Presentation #413.01 in the session Plenary Lecture: Exploration of the Solar System and Beyond via Sample Return Missions, Meenakshi Mini Wadhwa (Arizona State University).

Published onJul 01, 2023
Exploration of the Solar System and Beyond via Sample Return Missions

The analysis in Earth-based laboratories of lunar samples returned by NASA astronauts during the Apollo program and the Soviet Luna program in the late 1960s and early 1970s revolutionized our understanding of the Moon and the formation of the Earth-Moon system. In the following decades, NASA has returned samples from a comet (Stardust mission) and from the Sun (Genesis mission), and JAXA’s Hayabusa and Hayabusa2 missions have returned samples from two asteroids, Itokawa and Ryugu, respectively. Even the relatively smaller amounts of samples returned by these robotic missions have contributed immensely to addressing questions about conditions in the solar protoplanetary disk, planet formation processes, and the sources of organics and volatiles on planetary bodies. In this talk, I will discuss the findings from analyses of samples in my laboratory from the most recent sample return mission, JAXA’s Hayabusa2 mission.
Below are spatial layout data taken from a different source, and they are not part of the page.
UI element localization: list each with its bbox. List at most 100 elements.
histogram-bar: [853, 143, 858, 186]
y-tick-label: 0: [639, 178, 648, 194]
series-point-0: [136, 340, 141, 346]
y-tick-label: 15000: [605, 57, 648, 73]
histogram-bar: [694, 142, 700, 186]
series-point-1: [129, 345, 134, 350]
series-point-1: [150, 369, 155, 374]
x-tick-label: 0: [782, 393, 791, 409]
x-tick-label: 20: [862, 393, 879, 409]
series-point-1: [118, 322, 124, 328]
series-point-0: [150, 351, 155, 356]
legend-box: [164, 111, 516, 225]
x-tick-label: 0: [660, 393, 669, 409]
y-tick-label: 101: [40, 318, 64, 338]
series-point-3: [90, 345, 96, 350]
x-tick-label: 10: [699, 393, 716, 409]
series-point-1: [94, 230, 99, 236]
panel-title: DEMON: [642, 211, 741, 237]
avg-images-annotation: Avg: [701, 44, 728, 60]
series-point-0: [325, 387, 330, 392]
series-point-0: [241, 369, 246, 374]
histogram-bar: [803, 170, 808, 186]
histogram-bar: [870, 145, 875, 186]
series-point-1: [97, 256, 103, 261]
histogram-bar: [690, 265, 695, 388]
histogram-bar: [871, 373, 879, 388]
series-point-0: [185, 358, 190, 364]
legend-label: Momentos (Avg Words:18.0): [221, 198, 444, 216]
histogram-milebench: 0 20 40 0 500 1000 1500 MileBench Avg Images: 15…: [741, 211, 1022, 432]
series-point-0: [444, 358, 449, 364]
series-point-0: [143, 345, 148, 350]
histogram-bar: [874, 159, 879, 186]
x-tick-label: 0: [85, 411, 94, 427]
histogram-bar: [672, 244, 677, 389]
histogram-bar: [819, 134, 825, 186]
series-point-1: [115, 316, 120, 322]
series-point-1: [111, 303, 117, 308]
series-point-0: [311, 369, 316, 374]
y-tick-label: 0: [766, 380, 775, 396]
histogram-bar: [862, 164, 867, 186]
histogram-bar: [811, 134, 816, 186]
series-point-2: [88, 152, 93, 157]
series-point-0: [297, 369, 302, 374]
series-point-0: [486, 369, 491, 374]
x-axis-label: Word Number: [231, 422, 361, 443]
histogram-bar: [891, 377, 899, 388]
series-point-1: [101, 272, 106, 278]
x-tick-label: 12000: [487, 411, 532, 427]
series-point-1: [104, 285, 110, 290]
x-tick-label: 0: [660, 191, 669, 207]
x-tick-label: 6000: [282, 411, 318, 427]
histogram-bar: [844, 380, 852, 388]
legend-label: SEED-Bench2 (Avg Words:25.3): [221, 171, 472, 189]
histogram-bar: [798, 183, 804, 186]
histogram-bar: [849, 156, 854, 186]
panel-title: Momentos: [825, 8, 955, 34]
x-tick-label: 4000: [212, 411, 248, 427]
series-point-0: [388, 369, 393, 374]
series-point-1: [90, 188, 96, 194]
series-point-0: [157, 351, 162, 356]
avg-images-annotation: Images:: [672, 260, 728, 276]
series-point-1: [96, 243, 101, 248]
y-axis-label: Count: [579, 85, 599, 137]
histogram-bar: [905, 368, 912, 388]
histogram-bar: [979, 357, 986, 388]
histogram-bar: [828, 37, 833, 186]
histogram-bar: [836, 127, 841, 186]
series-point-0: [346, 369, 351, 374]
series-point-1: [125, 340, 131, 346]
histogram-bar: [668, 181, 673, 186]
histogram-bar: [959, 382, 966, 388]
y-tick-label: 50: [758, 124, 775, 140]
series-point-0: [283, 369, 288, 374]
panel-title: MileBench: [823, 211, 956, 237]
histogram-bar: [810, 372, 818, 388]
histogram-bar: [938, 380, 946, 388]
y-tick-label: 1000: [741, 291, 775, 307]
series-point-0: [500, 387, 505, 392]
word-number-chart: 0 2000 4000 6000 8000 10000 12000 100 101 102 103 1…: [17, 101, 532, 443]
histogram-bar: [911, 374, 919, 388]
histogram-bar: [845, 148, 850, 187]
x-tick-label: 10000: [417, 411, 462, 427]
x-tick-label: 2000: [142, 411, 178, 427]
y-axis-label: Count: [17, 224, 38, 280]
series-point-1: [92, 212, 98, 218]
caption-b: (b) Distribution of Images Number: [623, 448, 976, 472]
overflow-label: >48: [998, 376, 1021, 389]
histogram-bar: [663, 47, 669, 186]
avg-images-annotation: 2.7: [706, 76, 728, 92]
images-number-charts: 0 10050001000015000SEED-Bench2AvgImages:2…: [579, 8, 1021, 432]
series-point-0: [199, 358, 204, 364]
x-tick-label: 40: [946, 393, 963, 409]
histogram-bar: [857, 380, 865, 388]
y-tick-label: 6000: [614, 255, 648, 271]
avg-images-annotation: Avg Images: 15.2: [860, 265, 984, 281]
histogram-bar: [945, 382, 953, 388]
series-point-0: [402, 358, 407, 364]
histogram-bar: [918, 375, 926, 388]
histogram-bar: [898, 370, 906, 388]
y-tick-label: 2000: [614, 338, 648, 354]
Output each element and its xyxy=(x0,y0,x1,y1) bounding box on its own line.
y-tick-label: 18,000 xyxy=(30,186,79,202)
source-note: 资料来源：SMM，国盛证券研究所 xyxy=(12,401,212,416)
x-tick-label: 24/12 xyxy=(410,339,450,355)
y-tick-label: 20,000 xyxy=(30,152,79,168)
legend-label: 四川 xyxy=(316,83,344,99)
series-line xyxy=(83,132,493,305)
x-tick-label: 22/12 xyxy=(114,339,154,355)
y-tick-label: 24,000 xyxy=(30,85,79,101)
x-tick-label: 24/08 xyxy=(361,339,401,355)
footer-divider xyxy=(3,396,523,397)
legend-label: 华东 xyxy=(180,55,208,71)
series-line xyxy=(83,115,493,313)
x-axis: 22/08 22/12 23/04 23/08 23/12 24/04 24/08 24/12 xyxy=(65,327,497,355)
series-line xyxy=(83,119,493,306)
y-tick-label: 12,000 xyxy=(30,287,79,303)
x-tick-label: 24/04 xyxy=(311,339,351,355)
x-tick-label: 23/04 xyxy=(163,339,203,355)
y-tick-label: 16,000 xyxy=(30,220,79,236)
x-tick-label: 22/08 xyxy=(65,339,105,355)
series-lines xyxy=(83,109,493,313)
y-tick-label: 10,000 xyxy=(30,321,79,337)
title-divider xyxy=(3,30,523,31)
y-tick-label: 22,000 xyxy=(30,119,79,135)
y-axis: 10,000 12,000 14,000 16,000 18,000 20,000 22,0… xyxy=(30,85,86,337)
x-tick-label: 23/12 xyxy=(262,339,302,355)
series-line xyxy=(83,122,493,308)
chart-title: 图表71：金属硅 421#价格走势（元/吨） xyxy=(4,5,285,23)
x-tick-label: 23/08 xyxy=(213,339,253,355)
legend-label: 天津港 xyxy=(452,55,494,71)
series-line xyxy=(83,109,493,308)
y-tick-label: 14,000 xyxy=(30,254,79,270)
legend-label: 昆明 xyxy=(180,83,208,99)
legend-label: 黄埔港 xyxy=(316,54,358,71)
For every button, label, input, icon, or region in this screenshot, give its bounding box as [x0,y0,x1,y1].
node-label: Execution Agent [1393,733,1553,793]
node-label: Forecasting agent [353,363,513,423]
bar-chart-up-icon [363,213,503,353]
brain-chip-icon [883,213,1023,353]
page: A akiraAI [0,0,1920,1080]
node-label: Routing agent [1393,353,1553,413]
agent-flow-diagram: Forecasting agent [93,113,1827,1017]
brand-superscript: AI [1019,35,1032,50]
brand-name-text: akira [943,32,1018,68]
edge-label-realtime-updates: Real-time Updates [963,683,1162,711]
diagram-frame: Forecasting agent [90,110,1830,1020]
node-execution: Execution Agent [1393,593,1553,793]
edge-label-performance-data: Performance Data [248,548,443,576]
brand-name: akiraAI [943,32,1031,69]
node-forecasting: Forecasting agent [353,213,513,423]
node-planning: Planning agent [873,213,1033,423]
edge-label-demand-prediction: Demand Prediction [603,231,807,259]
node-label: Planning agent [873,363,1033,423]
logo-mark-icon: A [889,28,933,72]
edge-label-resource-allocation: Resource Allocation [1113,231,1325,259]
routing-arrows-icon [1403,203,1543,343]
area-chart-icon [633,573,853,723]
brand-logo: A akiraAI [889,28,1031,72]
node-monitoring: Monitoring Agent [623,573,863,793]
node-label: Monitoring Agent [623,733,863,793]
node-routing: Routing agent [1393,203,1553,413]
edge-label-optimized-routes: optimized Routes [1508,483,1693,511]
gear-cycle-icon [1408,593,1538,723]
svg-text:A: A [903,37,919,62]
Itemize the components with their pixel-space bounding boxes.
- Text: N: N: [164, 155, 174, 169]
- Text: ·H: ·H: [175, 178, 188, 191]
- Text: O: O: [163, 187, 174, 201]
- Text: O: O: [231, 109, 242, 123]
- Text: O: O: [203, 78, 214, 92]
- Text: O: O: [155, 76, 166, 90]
I will additionally discuss future plans of sample return from the planet Mars. The Mars Sample Return (MSR) Campaign is well on its way with the on-going collection of well documented samples by the Mars 2020 Perseverance rover. The Mars Sample Return Program, for which I serve as Principal Scientist, represents the second element of the MSR Campaign. I will talk about the samples that have been collected so far, the scientific motivations for bringing them back, and recent updates to the mission architecture and timeline for the MSR program.